Fernando Venâncio via a história da língua como uma sucessão de escolhas culturais e políticas, mais do que um percurso inevitável. Essa visão conferia-lhe liberdade para questionar versões canónicas e promover um debate informado, mesmo quando isso significava confrontar instituições como academias e universidades.

O seu desaparecimento representa uma perda irreparável para o estudo da língua portuguesa. Fica, no entanto, uma obra vasta e rigorosa, que servirá de referência para os que desejem pensar criticamente sobre a evolução da língua e os seus impasses contemporâneos.

Amigo de vários escritores e linguistas, cultivava também o isolamento criativo. Gostava de caminhar sozinho, de escrever longe do ruído mediático e de manter uma relação serena com a literatura. Lia muito, mas escrevia apenas quando sentia que tinha algo a dizer — e dizia-o com precisão.

A sua vida é exemplo de como a paixão por uma língua pode atravessar fronteiras, unir culturas e gerar pontes de entendimento.
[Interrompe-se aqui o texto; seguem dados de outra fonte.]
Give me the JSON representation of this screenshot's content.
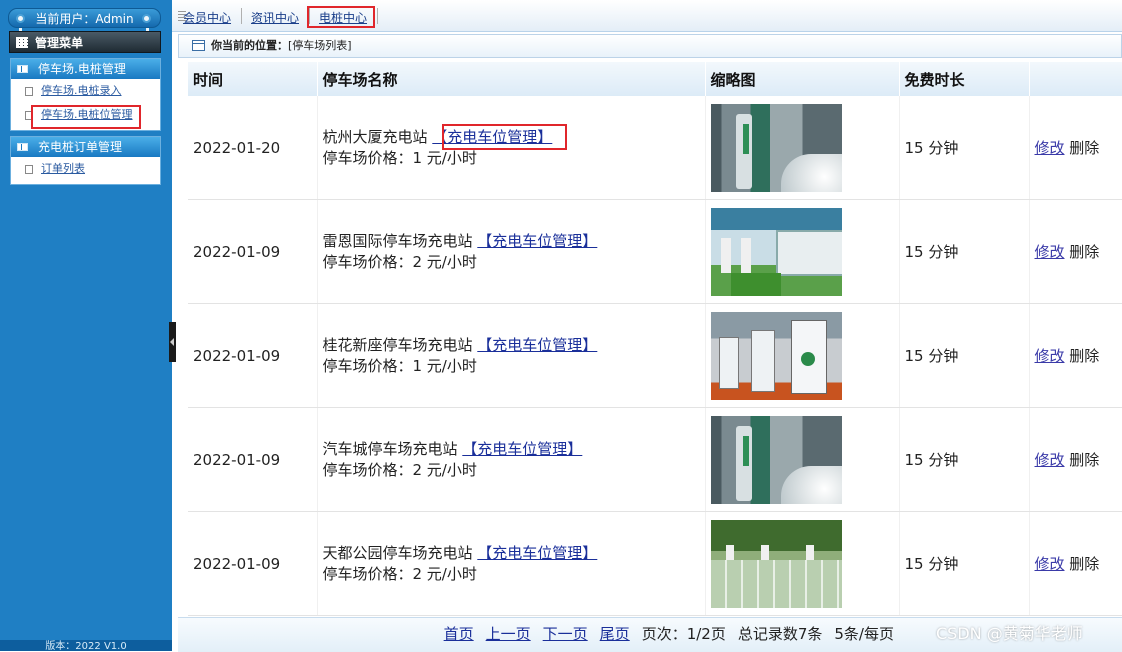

Fernando Venâncio foi, nesse sentido, um verdadeiro cidadão da lusofonia — ainda que muitas vezes crítico dela.

A editora Guerra & Paz, que publicou parte significativa da sua obra em Portugal, lamentou publicamente a sua morte e destacou o seu contributo intelectual para a língua portuguesa. Diversas homenagens já estão a ser organizadas em círculos académicos e literários.

O legado de Fernando Venâncio continuará a ser lido, discutido e celebrado. A sua morte encerra uma biografia marcada pela coerência intelectual, pela paixão pela língua e pela coragem de pensar contra a corrente.

Em tempos de discurso fácil e posições dogmáticas, a clareza do seu pensamento fará falta. Mas permanece a sua obra, como bússola e provocação para novas gerações de estudiosos da língua portuguesa.